Single breath inhalation only ‘Hot Spot’ imaging for Pulmonary Embolism

 

Introduction

In 1977, the “Father” of PE diagnosis in Nuclear Medicine, George V. Taplin, used a new PET tracer 15O labelled CO2 and a Pertechnetate aerosol to examine experimental PE in dogs . The proof of concept was validated for the 15O in humans three years later from HW (Bill) Strauss’ Department in Boston . The hope was that this clear demonstration of an inhalation only test for PE would lead to a much more convenient and less fallible diagnosis than the then current attempts at V/Q with a plethora of ventilation agents.
Any test using 15O was not going to come into general clinical practice because of the radionuclide’s 2.1min half life. But the concept of an inhalation only test for PE was validated. Taplin’s paper reported a successful use of pertechnetate aerosol (TcO-4) in his experimental dog emboli, but unlike the C15O2 the test did not transfer to clinical studies. The reasons for this failure were almost certainly due to the limitations of the technology, essentially the inability to get a high enough specific activity into the lung in a single breath, and not the fundamental physiology of a PE. But it will be important to consider delay after the onset of a PE as a factor mitigating against the concept since the collateral bronchial circulation can begin to take over the pulmonary function after a few hours.
This proposal revisits the exciting prospect of a new imaging test for PE, requiring a single breath inhalation only, taking account of developments in high specific activity diffusible tracers and imaging technology, both in terms of hardware and software. If adopted, it will lead to a simple procedure creating a “hot spot” image, pathognomonic of Pulmonary Embolism. Hot Spot imaging is the ultimate aim of all Radiopharmaceutical tracer development, and to achieve this simply in PE diagnosis would be a major breakthrough.

The Proposal

  • There are two options available to pursue the goal of a “single breath inhalation only” imaging procedure for diagnosing PE. The first is to use an existing technology, Pertechnegas, and the second is to create a new microaerosol de novo.

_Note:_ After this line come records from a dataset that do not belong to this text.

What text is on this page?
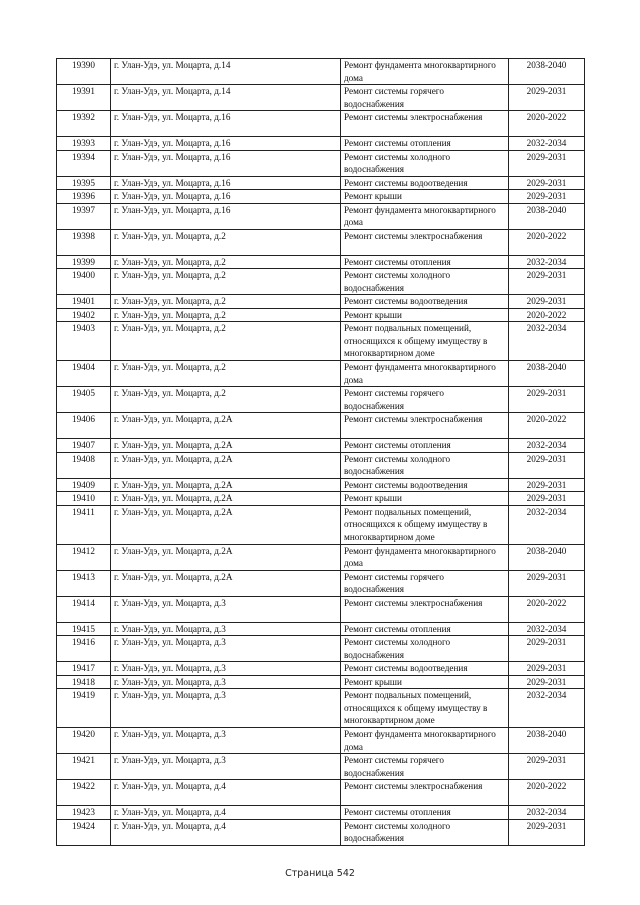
19390	г. Улан-Удэ, ул. Моцарта, д.14	Ремонт фундамента многоквартирного дома	2038-2040
19391	г. Улан-Удэ, ул. Моцарта, д.14	Ремонт системы горячего водоснабжения	2029-2031
19392	г. Улан-Удэ, ул. Моцарта, д.16	Ремонт системы электроснабжения	2020-2022
19393	г. Улан-Удэ, ул. Моцарта, д.16	Ремонт системы отопления	2032-2034
19394	г. Улан-Удэ, ул. Моцарта, д.16	Ремонт системы холодного водоснабжения	2029-2031
19395	г. Улан-Удэ, ул. Моцарта, д.16	Ремонт системы водоотведения	2029-2031
19396	г. Улан-Удэ, ул. Моцарта, д.16	Ремонт крыши	2029-2031
19397	г. Улан-Удэ, ул. Моцарта, д.16	Ремонт фундамента многоквартирного дома	2038-2040
19398	г. Улан-Удэ, ул. Моцарта, д.2	Ремонт системы электроснабжения	2020-2022
19399	г. Улан-Удэ, ул. Моцарта, д.2	Ремонт системы отопления	2032-2034
19400	г. Улан-Удэ, ул. Моцарта, д.2	Ремонт системы холодного водоснабжения	2029-2031
19401	г. Улан-Удэ, ул. Моцарта, д.2	Ремонт системы водоотведения	2029-2031
19402	г. Улан-Удэ, ул. Моцарта, д.2	Ремонт крыши	2020-2022
19403	г. Улан-Удэ, ул. Моцарта, д.2	Ремонт подвальных помещений, относящихся к общему имуществу в многоквартирном доме	2032-2034
19404	г. Улан-Удэ, ул. Моцарта, д.2	Ремонт фундамента многоквартирного дома	2038-2040
19405	г. Улан-Удэ, ул. Моцарта, д.2	Ремонт системы горячего водоснабжения	2029-2031
19406	г. Улан-Удэ, ул. Моцарта, д.2А	Ремонт системы электроснабжения	2020-2022
19407	г. Улан-Удэ, ул. Моцарта, д.2А	Ремонт системы отопления	2032-2034
19408	г. Улан-Удэ, ул. Моцарта, д.2А	Ремонт системы холодного водоснабжения	2029-2031
19409	г. Улан-Удэ, ул. Моцарта, д.2А	Ремонт системы водоотведения	2029-2031
19410	г. Улан-Удэ, ул. Моцарта, д.2А	Ремонт крыши	2029-2031
19411	г. Улан-Удэ, ул. Моцарта, д.2А	Ремонт подвальных помещений, относящихся к общему имуществу в многоквартирном доме	2032-2034
19412	г. Улан-Удэ, ул. Моцарта, д.2А	Ремонт фундамента многоквартирного дома	2038-2040
19413	г. Улан-Удэ, ул. Моцарта, д.2А	Ремонт системы горячего водоснабжения	2029-2031
19414	г. Улан-Удэ, ул. Моцарта, д.3	Ремонт системы электроснабжения	2020-2022
19415	г. Улан-Удэ, ул. Моцарта, д.3	Ремонт системы отопления	2032-2034
19416	г. Улан-Удэ, ул. Моцарта, д.3	Ремонт системы холодного водоснабжения	2029-2031
19417	г. Улан-Удэ, ул. Моцарта, д.3	Ремонт системы водоотведения	2029-2031
19418	г. Улан-Удэ, ул. Моцарта, д.3	Ремонт крыши	2029-2031
19419	г. Улан-Удэ, ул. Моцарта, д.3	Ремонт подвальных помещений, относящихся к общему имуществу в многоквартирном доме	2032-2034
19420	г. Улан-Удэ, ул. Моцарта, д.3	Ремонт фундамента многоквартирного дома	2038-2040
19421	г. Улан-Удэ, ул. Моцарта, д.3	Ремонт системы горячего водоснабжения	2029-2031
19422	г. Улан-Удэ, ул. Моцарта, д.4	Ремонт системы электроснабжения	2020-2022
19423	г. Улан-Удэ, ул. Моцарта, д.4	Ремонт системы отопления	2032-2034
19424	г. Улан-Удэ, ул. Моцарта, д.4	Ремонт системы холодного водоснабжения	2029-2031
Страница 542
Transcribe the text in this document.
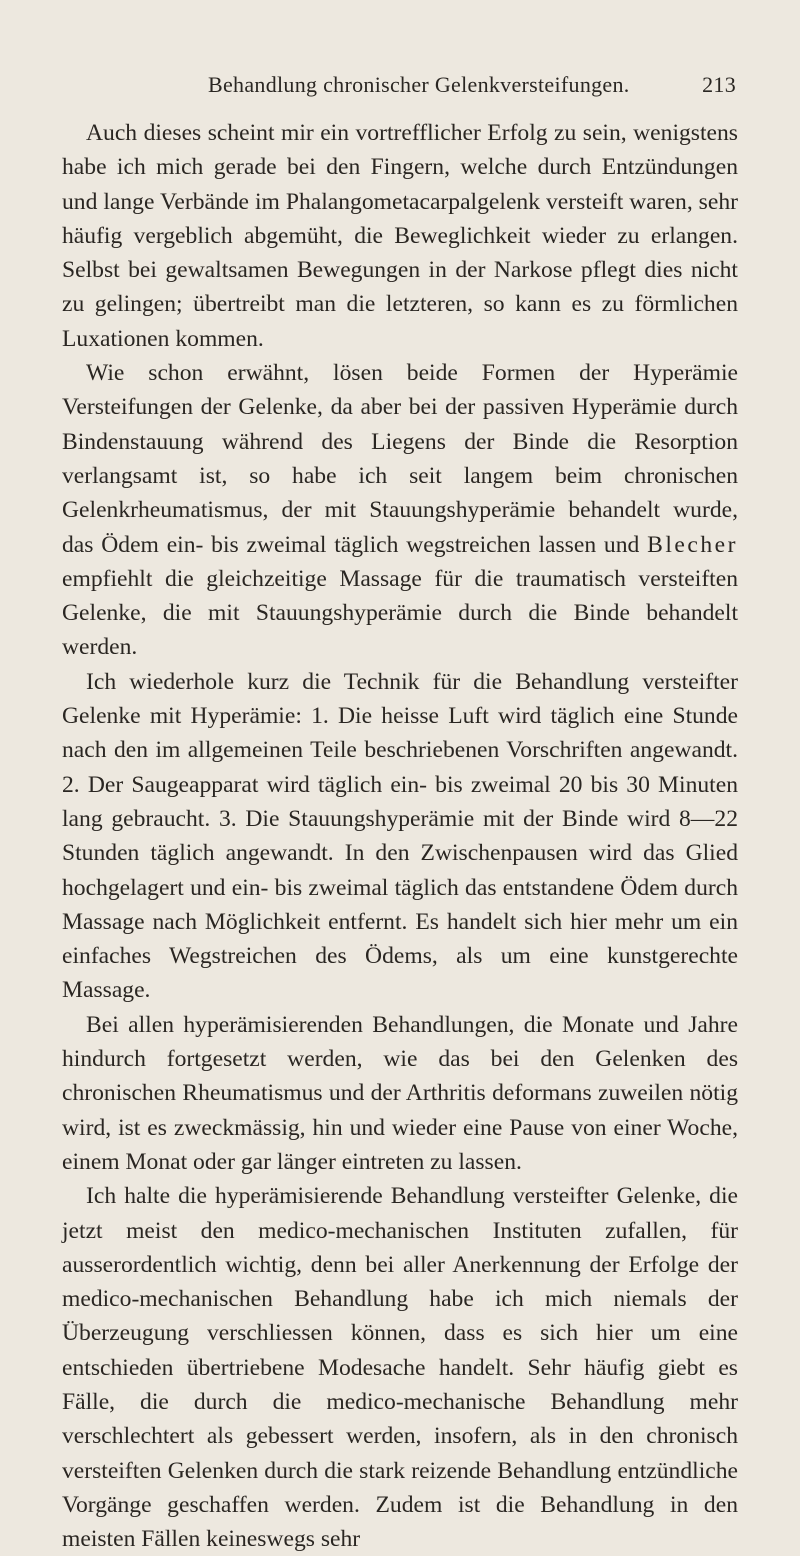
Behandlung chronischer Gelenkversteifungen.	213

Auch dieses scheint mir ein vortrefflicher Erfolg zu sein, wenigstens habe ich mich gerade bei den Fingern, welche durch Entzündungen und lange Verbände im Phalangometacarpalgelenk versteift waren, sehr häufig vergeblich abgemüht, die Beweglichkeit wieder zu erlangen. Selbst bei gewaltsamen Bewegungen in der Narkose pflegt dies nicht zu gelingen; übertreibt man die letzteren, so kann es zu förmlichen Luxationen kommen.

Wie schon erwähnt, lösen beide Formen der Hyperämie Versteifungen der Gelenke, da aber bei der passiven Hyperämie durch Bindenstauung während des Liegens der Binde die Resorption verlangsamt ist, so habe ich seit langem beim chronischen Gelenkrheumatismus, der mit Stauungshyperämie behandelt wurde, das Ödem ein- bis zweimal täglich wegstreichen lassen und Blecher empfiehlt die gleichzeitige Massage für die traumatisch versteiften Gelenke, die mit Stauungshyperämie durch die Binde behandelt werden.

Ich wiederhole kurz die Technik für die Behandlung versteifter Gelenke mit Hyperämie: 1. Die heisse Luft wird täglich eine Stunde nach den im allgemeinen Teile beschriebenen Vorschriften angewandt. 2. Der Saugeapparat wird täglich ein- bis zweimal 20 bis 30 Minuten lang gebraucht. 3. Die Stauungshyperämie mit der Binde wird 8—22 Stunden täglich angewandt. In den Zwischenpausen wird das Glied hochgelagert und ein- bis zweimal täglich das entstandene Ödem durch Massage nach Möglichkeit entfernt. Es handelt sich hier mehr um ein einfaches Wegstreichen des Ödems, als um eine kunstgerechte Massage.

Bei allen hyperämisierenden Behandlungen, die Monate und Jahre hindurch fortgesetzt werden, wie das bei den Gelenken des chronischen Rheumatismus und der Arthritis deformans zuweilen nötig wird, ist es zweckmässig, hin und wieder eine Pause von einer Woche, einem Monat oder gar länger eintreten zu lassen.

Ich halte die hyperämisierende Behandlung versteifter Gelenke, die jetzt meist den medico-mechanischen Instituten zufallen, für ausserordentlich wichtig, denn bei aller Anerkennung der Erfolge der medico-mechanischen Behandlung habe ich mich niemals der Überzeugung verschliessen können, dass es sich hier um eine entschieden übertriebene Modesache handelt. Sehr häufig giebt es Fälle, die durch die medico-mechanische Behandlung mehr verschlechtert als gebessert werden, insofern, als in den chronisch versteiften Gelenken durch die stark reizende Behandlung entzündliche Vorgänge geschaffen werden. Zudem ist die Behandlung in den meisten Fällen keineswegs sehr
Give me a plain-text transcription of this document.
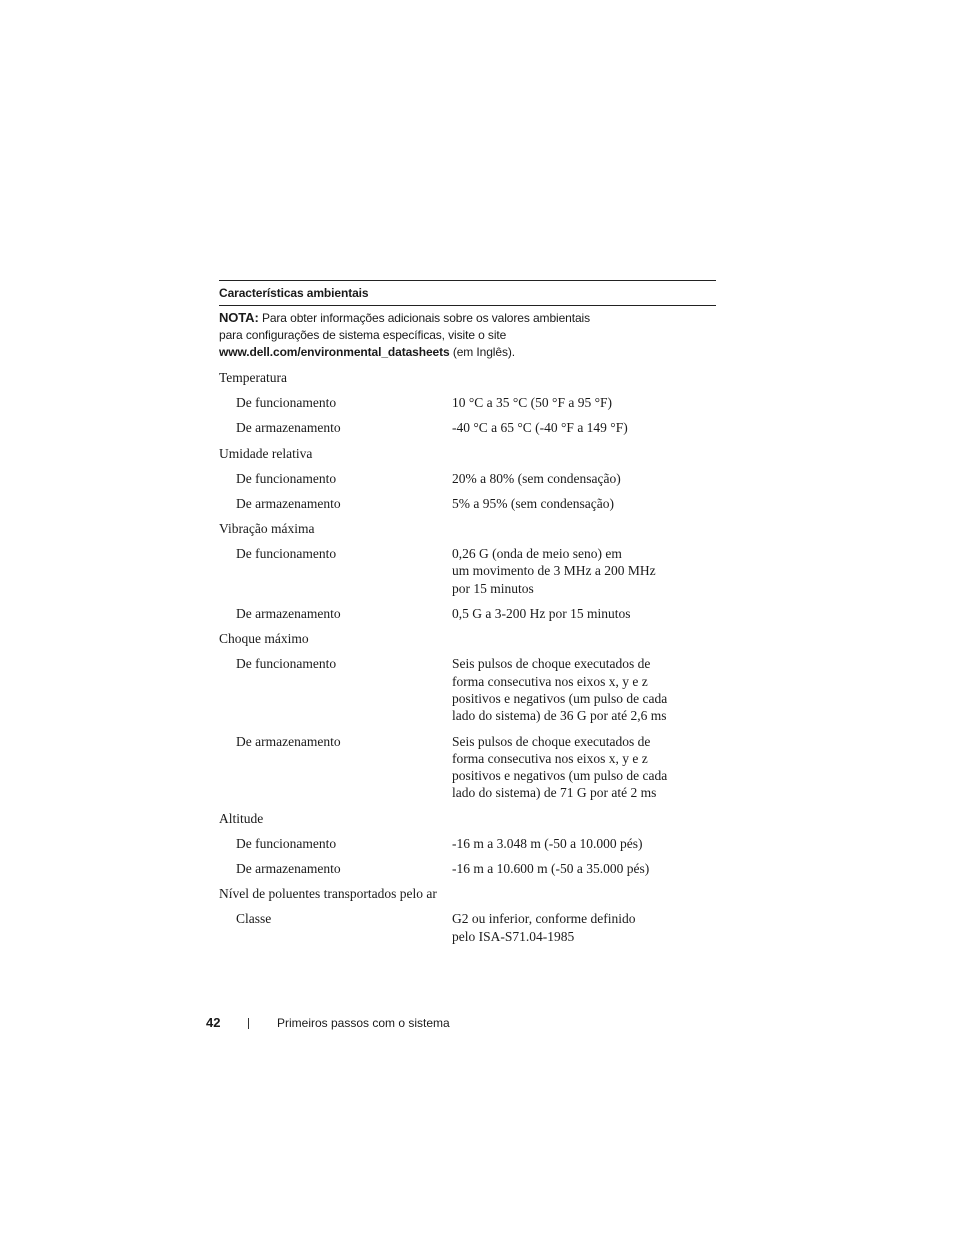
Características ambientais
NOTA: Para obter informações adicionais sobre os valores ambientais
para configurações de sistema específicas, visite o site
www.dell.com/environmental_datasheets (em Inglês).
Temperatura
De funcionamento	10 °C a 35 °C (50 °F a 95 °F)
De armazenamento	-40 °C a 65 °C (-40 °F a 149 °F)
Umidade relativa
De funcionamento	20% a 80% (sem condensação)
De armazenamento	5% a 95% (sem condensação)
Vibração máxima
De funcionamento	0,26 G (onda de meio seno) em
um movimento de 3 MHz a 200 MHz
por 15 minutos
De armazenamento	0,5 G a 3-200 Hz por 15 minutos
Choque máximo
De funcionamento	Seis pulsos de choque executados de
forma consecutiva nos eixos x, y e z
positivos e negativos (um pulso de cada
lado do sistema) de 36 G por até 2,6 ms
De armazenamento	Seis pulsos de choque executados de
forma consecutiva nos eixos x, y e z
positivos e negativos (um pulso de cada
lado do sistema) de 71 G por até 2 ms
Altitude
De funcionamento	-16 m a 3.048 m (-50 a 10.000 pés)
De armazenamento	-16 m a 10.600 m (-50 a 35.000 pés)
Nível de poluentes transportados pelo ar
Classe	G2 ou inferior, conforme definido
pelo ISA-S71.04-1985
42	Primeiros passos com o sistema
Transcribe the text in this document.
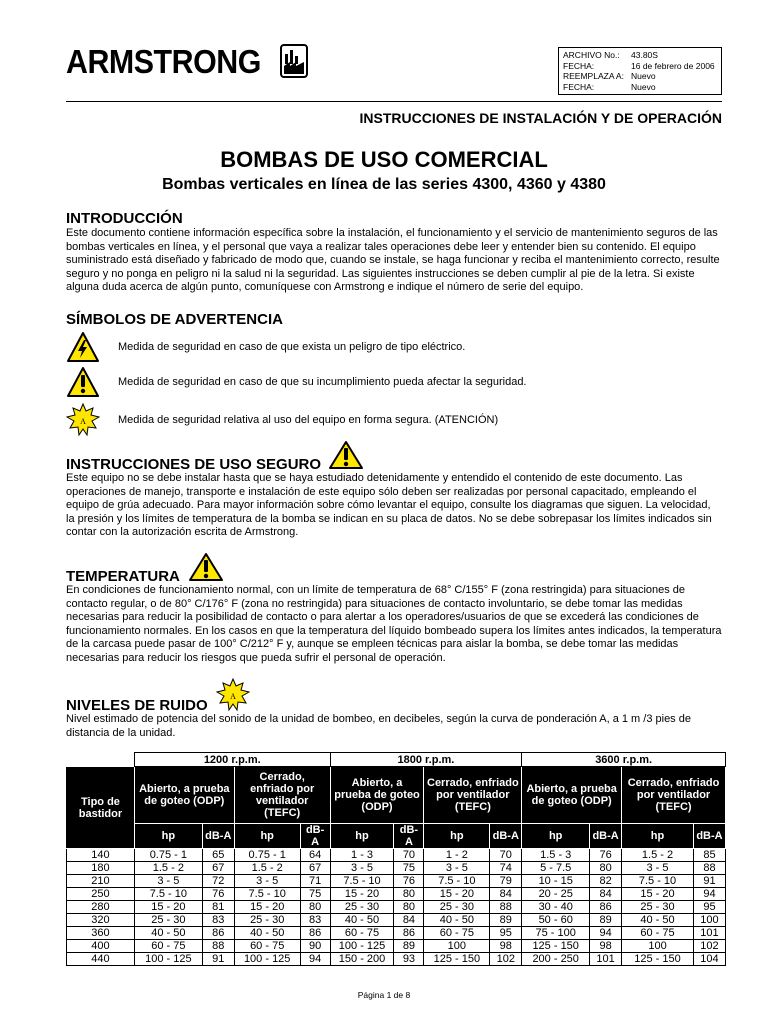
ARMSTRONG	ARCHIVO No.:	43.80S
FECHA:	16 de febrero de 2006
REEMPLAZA A: Nuevo
FECHA:	Nuevo
INSTRUCCIONES DE INSTALACIÓN Y DE OPERACIÓN
BOMBAS DE USO COMERCIAL
Bombas verticales en línea de las series 4300, 4360 y 4380
INTRODUCCIÓN
Este documento contiene información específica sobre la instalación, el funcionamiento y el servicio de mantenimiento seguros de las bombas verticales en línea, y el personal que vaya a realizar tales operaciones debe leer y entender bien su contenido. El equipo suministrado está diseñado y fabricado de modo que, cuando se instale, se haga funcionar y reciba el mantenimiento correcto, resulte seguro y no ponga en peligro ni la salud ni la seguridad. Las siguientes instrucciones se deben cumplir al pie de la letra. Si existe alguna duda acerca de algún punto, comuníquese con Armstrong e indique el número de serie del equipo.
SÍMBOLOS DE ADVERTENCIA
Medida de seguridad en caso de que exista un peligro de tipo eléctrico.
Medida de seguridad en caso de que su incumplimiento pueda afectar la seguridad.
A	Medida de seguridad relativa al uso del equipo en forma segura. (ATENCIÓN)
INSTRUCCIONES DE USO SEGURO
Este equipo no se debe instalar hasta que se haya estudiado detenidamente y entendido el contenido de este documento. Las operaciones de manejo, transporte e instalación de este equipo sólo deben ser realizadas por personal capacitado, empleando el equipo de grúa adecuado. Para mayor información sobre cómo levantar el equipo, consulte los diagramas que siguen. La velocidad, la presión y los límites de temperatura de la bomba se indican en su placa de datos. No se debe sobrepasar los límites indicados sin contar con la autorización escrita de Armstrong.
TEMPERATURA
En condiciones de funcionamiento normal, con un límite de temperatura de 68° C/155° F (zona restringida) para situaciones de contacto regular, o de 80° C/176° F (zona no restringida) para situaciones de contacto involuntario, se debe tomar las medidas necesarias para reducir la posibilidad de contacto o para alertar a los operadores/usuarios de que se excederá las condiciones de funcionamiento normales. En los casos en que la temperatura del líquido bombeado supera los límites antes indicados, la temperatura de la carcasa puede pasar de 100° C/212° F y, aunque se empleen técnicas para aislar la bomba, se debe tomar las medidas necesarias para reducir los riesgos que pueda sufrir el personal de operación.
NIVELES DE RUIDO
A
Nivel estimado de potencia del sonido de la unidad de bombeo, en decibeles, según la curva de ponderación A, a 1 m /3 pies de distancia de la unidad.
	1200 r.p.m.				1800 r.p.m.				3600 r.p.m.			
Tipo de bastidor	Abierto, a prueba de goteo (ODP)		Cerrado, enfriado por ventilador (TEFC)		Abierto, a prueba de goteo (ODP)		Cerrado, enfriado por ventilador (TEFC)		Abierto, a prueba de goteo (ODP)		Cerrado, enfriado por ventilador (TEFC)	
	hp	dB-A	hp	dB-A	hp	dB-A	hp	dB-A	hp	dB-A	hp	dB-A
140	0.75 - 1	65	0.75 - 1	64	1 - 3	70	1 - 2	70	1.5 - 3	76	1.5 - 2	85
180	1.5 - 2	67	1.5 - 2	67	3 - 5	75	3 - 5	74	5 - 7.5	80	3 - 5	88
210	3 - 5	72	3 - 5	71	7.5 - 10	76	7.5 - 10	79	10 - 15	82	7.5 - 10	91
250	7.5 - 10	76	7.5 - 10	75	15 - 20	80	15 - 20	84	20 - 25	84	15 - 20	94
280	15 - 20	81	15 - 20	80	25 - 30	80	25 - 30	88	30 - 40	86	25 - 30	95
320	25 - 30	83	25 - 30	83	40 - 50	84	40 - 50	89	50 - 60	89	40 - 50	100
360	40 - 50	86	40 - 50	86	60 - 75	86	60 - 75	95	75 - 100	94	60 - 75	101
400	60 - 75	88	60 - 75	90	100 - 125	89	100	98	125 - 150	98	100	102
440	100 - 125	91	100 - 125	94	150 - 200	93	125 - 150	102	200 - 250	101	125 - 150	104
Página 1 de 8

Pertechnegas, on inhalation, is a highly diffusible, soluble microaerosol Oxide of Technetium which forms TcO4- on contact with water vapour and the alveolar mucous surface in the lung. It diffuses rapidly and mono-exponentially into the pulmonary circulation with a half-time clearance of 10 minutes in normal perfused lung . It has been used clinically for many years to diagnose alveolar-capillary membrane permeability changes in diseases like fibrosing alveolitis as in those conditions it exhibits a much faster clearance rate, and a few centres have used it as a ventilation agent in conjunction with labeled MAA perfusion in the standard V/Q imaging procedure. But the imaging time constraints made it much less attractive in a routine clinical setting than Technegas, produced in the same machine, so it did not become widely used.
    • It is a trivial process to create a single breath concentration of Pertechnegas in a standard Technegas generator
    • Multihead SPECT cameras are now widespread and their associated computing power will enable real time wash-out correction on a pixel by pixel basis to create a “hot spot” PE image directly.
    A clinical trial to establish the validity of this proposal could be run very quickly and cheaply. Two sets of images, taken 10 minutes apart, and superimposed, would reveal those regions of delayed wash-out, indicating a static blood pool. “Hot-spots” caused by COPD would be readily differentiated by their position and activity invariance. Indeed it may well be that the test is so sensitive, SPECT is an unnecessary sophistication, since we are only looking for the presence of one or more “hot-spots”.
  • Taplin GV, Chopra SK, Elam D. “Imaging experimental pulmonary ischemic lesions after inhalation of a diffusible Radioaerosol: concise communication” J Nucl Med 18: 250-254, 1977.
  • Nichols AB, Bellar GA et al. “Detection of Pulmonary Emboli by Positron Imaging of inhaled 15O-labelled Carbon Dioxide”. Sem Nucl Med 10: 252-258, 1980.
  • Kotzerke J, Van Der Hoff J, Burchett W, et al. A compartmental model for alveolar clearance of Pertechnegas. J. Nucl Med 37:(12) 2066 - 2071, 1996.